Maybe I am over simplifying this, but simply iterate the smallest list and use the last nodes Link
as the merging point?
So, where Data->Link->Link == NULL
is the end point, giving Data->Link
as the merging point (at the end of the list).
EDIT:
Okay, from the picture you posted, you parse the two lists, the smallest first. With the smallest list you can maintain the references to the following node. Now, when you parse the second list you do a comparison on the reference to find where Reference [i] is the reference at LinkedList[i]->Link. This will give the merge point. Time to explain with pictures (superimpose the values on the picture the OP).

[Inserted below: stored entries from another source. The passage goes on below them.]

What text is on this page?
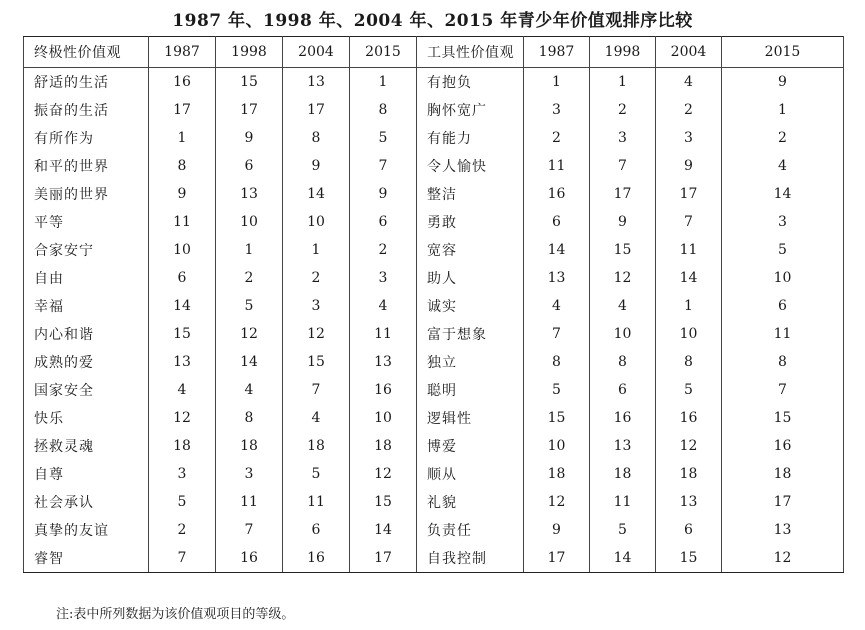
1987 年、1998 年、2004 年、2015 年青少年价值观排序比较
终极性价值观	1987	1998	2004	2015	工具性价值观	1987	1998	2004	2015
舒适的生活	16	15	13	1	有抱负	1	1	4	9
振奋的生活	17	17	17	8	胸怀宽广	3	2	2	1
有所作为	1	9	8	5	有能力	2	3	3	2
和平的世界	8	6	9	7	令人愉快	11	7	9	4
美丽的世界	9	13	14	9	整洁	16	17	17	14
平等	11	10	10	6	勇敢	6	9	7	3
合家安宁	10	1	1	2	宽容	14	15	11	5
自由	6	2	2	3	助人	13	12	14	10
幸福	14	5	3	4	诚实	4	4	1	6
内心和谐	15	12	12	11	富于想象	7	10	10	11
成熟的爱	13	14	15	13	独立	8	8	8	8
国家安全	4	4	7	16	聪明	5	6	5	7
快乐	12	8	4	10	逻辑性	15	16	16	15
拯救灵魂	18	18	18	18	博爱	10	13	12	16
自尊	3	3	5	12	顺从	18	18	18	18
社会承认	5	11	11	15	礼貌	12	11	13	17
真挚的友谊	2	7	6	14	负责任	9	5	6	13
睿智	7	16	16	17	自我控制	17	14	15	12
注:表中所列数据为该价值观项目的等级。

You have a linked list (references shown below):
A->B->C->D->E
You have a second linked list:
1->2->
With the merged list, the references would then go as follows:
1->2->D->E->
Therefore, you map the first "smaller" list (as the merged list, which is what we are counting has a length of 4 and the main list 5)
Loop through the first list, maintain a reference of references.
The list will contain the following references Pointers { 1, 2, D, E }
.
We now go through the second list:
-> A - Contains reference in Pointers? No, move on
-> B - Contains reference in Pointers? No, move on
-> C - Contains reference in Pointers? No, move on
-> D - Contains reference in Pointers? Yes, merge point found, break.
Sure, you maintain a new list of pointers, but thats not outside the specification. However the first list is parsed exactly once, and the second list will only be fully parsed if there is no merge point. Otherwise, it will end sooner (at the merge point).